Jaws and the insular community

The difficulty Chief Brody faces in protecting the Amity community throughout the film is heightened and exacerbated by the outsider status he and his family possess. At 0:36 in the above clip, Brody’s wife Ellen is inquiring when she gets to become an islander, and is told “Never…you’re not born here, you’re not an islander”. The fact the isolation comes from their outsider status alone is emphasised because it would be assumed at first that Brody and family would hold a great deal of respect within the community–he is, after all, the Chief of Police. However, this comes secondary to his status as ‘not from here’, meaning he must deal with the insular attitude and regional focus of the town.
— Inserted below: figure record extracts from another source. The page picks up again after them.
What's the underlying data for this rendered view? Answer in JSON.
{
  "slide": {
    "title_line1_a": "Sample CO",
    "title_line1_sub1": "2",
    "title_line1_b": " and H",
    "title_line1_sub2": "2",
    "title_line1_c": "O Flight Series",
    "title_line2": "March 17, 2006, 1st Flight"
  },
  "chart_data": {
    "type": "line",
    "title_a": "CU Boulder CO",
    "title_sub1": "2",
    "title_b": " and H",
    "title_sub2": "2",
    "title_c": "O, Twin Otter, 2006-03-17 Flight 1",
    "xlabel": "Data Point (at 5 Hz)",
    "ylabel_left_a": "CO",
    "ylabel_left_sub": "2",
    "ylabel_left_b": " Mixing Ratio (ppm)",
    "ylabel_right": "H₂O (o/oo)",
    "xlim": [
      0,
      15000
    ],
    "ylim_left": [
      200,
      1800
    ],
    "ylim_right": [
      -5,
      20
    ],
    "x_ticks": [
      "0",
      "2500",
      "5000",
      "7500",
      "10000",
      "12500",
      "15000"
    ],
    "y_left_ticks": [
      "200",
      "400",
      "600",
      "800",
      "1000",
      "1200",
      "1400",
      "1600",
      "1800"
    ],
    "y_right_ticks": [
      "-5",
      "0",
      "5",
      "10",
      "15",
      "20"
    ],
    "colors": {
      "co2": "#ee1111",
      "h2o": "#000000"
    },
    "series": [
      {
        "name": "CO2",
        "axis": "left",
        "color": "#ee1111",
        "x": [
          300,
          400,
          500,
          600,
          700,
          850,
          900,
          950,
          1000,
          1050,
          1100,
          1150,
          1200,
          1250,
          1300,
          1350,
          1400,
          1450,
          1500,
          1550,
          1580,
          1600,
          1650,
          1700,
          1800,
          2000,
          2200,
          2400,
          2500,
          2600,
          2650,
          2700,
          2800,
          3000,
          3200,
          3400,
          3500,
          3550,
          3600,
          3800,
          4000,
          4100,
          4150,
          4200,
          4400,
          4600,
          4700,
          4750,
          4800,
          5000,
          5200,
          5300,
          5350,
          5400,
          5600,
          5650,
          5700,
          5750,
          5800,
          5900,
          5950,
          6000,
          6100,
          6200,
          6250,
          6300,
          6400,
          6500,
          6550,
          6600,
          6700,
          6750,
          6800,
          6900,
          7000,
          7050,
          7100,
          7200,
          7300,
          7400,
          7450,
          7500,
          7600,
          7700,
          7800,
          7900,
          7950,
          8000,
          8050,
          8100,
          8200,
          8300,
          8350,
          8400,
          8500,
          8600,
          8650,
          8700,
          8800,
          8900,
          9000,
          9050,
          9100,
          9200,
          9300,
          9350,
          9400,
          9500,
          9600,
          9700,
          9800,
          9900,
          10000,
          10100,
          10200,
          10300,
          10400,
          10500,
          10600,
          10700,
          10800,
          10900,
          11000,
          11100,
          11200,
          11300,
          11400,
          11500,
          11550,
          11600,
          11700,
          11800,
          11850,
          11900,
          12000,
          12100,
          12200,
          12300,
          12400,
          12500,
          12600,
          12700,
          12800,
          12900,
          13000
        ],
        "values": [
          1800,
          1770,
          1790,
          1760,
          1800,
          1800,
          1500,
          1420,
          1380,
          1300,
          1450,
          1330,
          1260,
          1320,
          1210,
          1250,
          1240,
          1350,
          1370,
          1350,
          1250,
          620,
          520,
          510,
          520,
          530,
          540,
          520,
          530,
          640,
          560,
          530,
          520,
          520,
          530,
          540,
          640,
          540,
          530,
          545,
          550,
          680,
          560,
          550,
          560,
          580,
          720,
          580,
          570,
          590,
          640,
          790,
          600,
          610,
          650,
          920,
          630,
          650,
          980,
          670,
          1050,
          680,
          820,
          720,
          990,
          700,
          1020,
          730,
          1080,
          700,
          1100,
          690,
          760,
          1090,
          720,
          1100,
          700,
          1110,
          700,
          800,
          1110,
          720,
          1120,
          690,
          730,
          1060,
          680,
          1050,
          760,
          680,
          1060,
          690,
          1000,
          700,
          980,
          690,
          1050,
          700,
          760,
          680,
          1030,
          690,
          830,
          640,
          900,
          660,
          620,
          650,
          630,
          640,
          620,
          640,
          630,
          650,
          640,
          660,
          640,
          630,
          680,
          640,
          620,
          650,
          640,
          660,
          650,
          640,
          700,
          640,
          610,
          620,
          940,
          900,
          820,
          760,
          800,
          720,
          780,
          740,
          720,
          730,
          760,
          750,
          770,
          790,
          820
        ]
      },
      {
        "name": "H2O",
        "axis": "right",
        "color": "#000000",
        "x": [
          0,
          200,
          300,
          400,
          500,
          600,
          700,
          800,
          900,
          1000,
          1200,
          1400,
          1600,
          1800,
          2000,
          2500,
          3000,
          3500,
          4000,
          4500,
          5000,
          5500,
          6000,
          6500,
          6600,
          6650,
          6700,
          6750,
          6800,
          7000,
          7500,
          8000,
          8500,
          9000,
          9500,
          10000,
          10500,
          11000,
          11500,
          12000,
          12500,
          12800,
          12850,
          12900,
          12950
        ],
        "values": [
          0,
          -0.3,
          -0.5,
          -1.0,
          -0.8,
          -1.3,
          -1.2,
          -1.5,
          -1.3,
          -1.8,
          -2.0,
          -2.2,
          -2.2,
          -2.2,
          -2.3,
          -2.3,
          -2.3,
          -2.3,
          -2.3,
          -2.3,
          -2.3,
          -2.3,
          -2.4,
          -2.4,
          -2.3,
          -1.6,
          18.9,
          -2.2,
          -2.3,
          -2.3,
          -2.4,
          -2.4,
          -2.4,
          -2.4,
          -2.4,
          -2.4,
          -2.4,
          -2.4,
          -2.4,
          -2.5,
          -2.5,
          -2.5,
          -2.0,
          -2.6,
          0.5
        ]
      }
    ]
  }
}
Brody’s status as an outsider is used by the mayor, the town council, and local businesses to explain away the need to implement his safety demands; it is framed as an outsider not understanding their ways, rather than the prioritisation by them of the need to make money over the safety of the islanders. Brody is positioned as a scapegoat, taking the blame for the second death. The sheer number of preventable deaths that result highlights the disadvantages that a community can face due to a determination to maintain a sense of insularity.

Katie Day

One thought on “Jaws and the insular community”
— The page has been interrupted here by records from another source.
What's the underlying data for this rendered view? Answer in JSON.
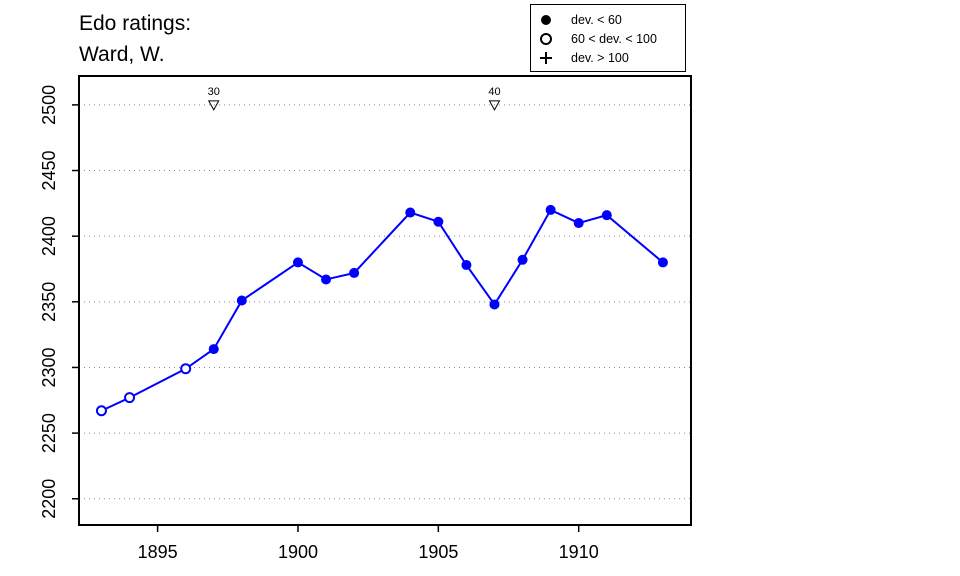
{
  "chart_data": {
    "type": "line",
    "title_lines": [
      "Edo ratings:",
      "Ward, W."
    ],
    "xlabel": "",
    "ylabel": "",
    "xlim": [
      1892.2,
      1914.0
    ],
    "ylim": [
      2180,
      2522
    ],
    "x_ticks": [
      1895,
      1900,
      1905,
      1910
    ],
    "y_ticks": [
      2200,
      2250,
      2300,
      2350,
      2400,
      2450,
      2500
    ],
    "grid": "horizontal-dotted",
    "series_color": "#0000ff",
    "points": [
      {
        "x": 1893,
        "y": 2267,
        "marker": "open"
      },
      {
        "x": 1894,
        "y": 2277,
        "marker": "open"
      },
      {
        "x": 1896,
        "y": 2299,
        "marker": "open"
      },
      {
        "x": 1897,
        "y": 2314,
        "marker": "filled"
      },
      {
        "x": 1898,
        "y": 2351,
        "marker": "filled"
      },
      {
        "x": 1900,
        "y": 2380,
        "marker": "filled"
      },
      {
        "x": 1901,
        "y": 2367,
        "marker": "filled"
      },
      {
        "x": 1902,
        "y": 2372,
        "marker": "filled"
      },
      {
        "x": 1904,
        "y": 2418,
        "marker": "filled"
      },
      {
        "x": 1905,
        "y": 2411,
        "marker": "filled"
      },
      {
        "x": 1906,
        "y": 2378,
        "marker": "filled"
      },
      {
        "x": 1907,
        "y": 2348,
        "marker": "filled"
      },
      {
        "x": 1908,
        "y": 2382,
        "marker": "filled"
      },
      {
        "x": 1909,
        "y": 2420,
        "marker": "filled"
      },
      {
        "x": 1910,
        "y": 2410,
        "marker": "filled"
      },
      {
        "x": 1911,
        "y": 2416,
        "marker": "filled"
      },
      {
        "x": 1913,
        "y": 2380,
        "marker": "filled"
      }
    ],
    "age_markers": [
      {
        "x": 1897,
        "label": "30"
      },
      {
        "x": 1907,
        "label": "40"
      }
    ],
    "legend": {
      "position": "top-right",
      "items": [
        {
          "symbol": "filled",
          "label": "dev. < 60"
        },
        {
          "symbol": "open",
          "label": "60 < dev. < 100"
        },
        {
          "symbol": "plus",
          "label": "dev. > 100"
        }
      ]
    }
  }
}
  1. I have not seen the whole film, so perhaps am not in the best position to comment on it. However, I think that it is interesting that the threat that this community is facing comes from the sea. The sea is both part of the island community, because the sea is what makes it an island in the first place, but also not, as it is not part of the land itself. By being such an insular community and creating a dichotomy between “islanders” and “outsiders”, the community is also creating a liminal space, where unknown dangers can lurk. In some ways, this suggests that holding a more transnational perspective, which attempts to move beyond simple divisions between “native” and “foreign”, can be valuable.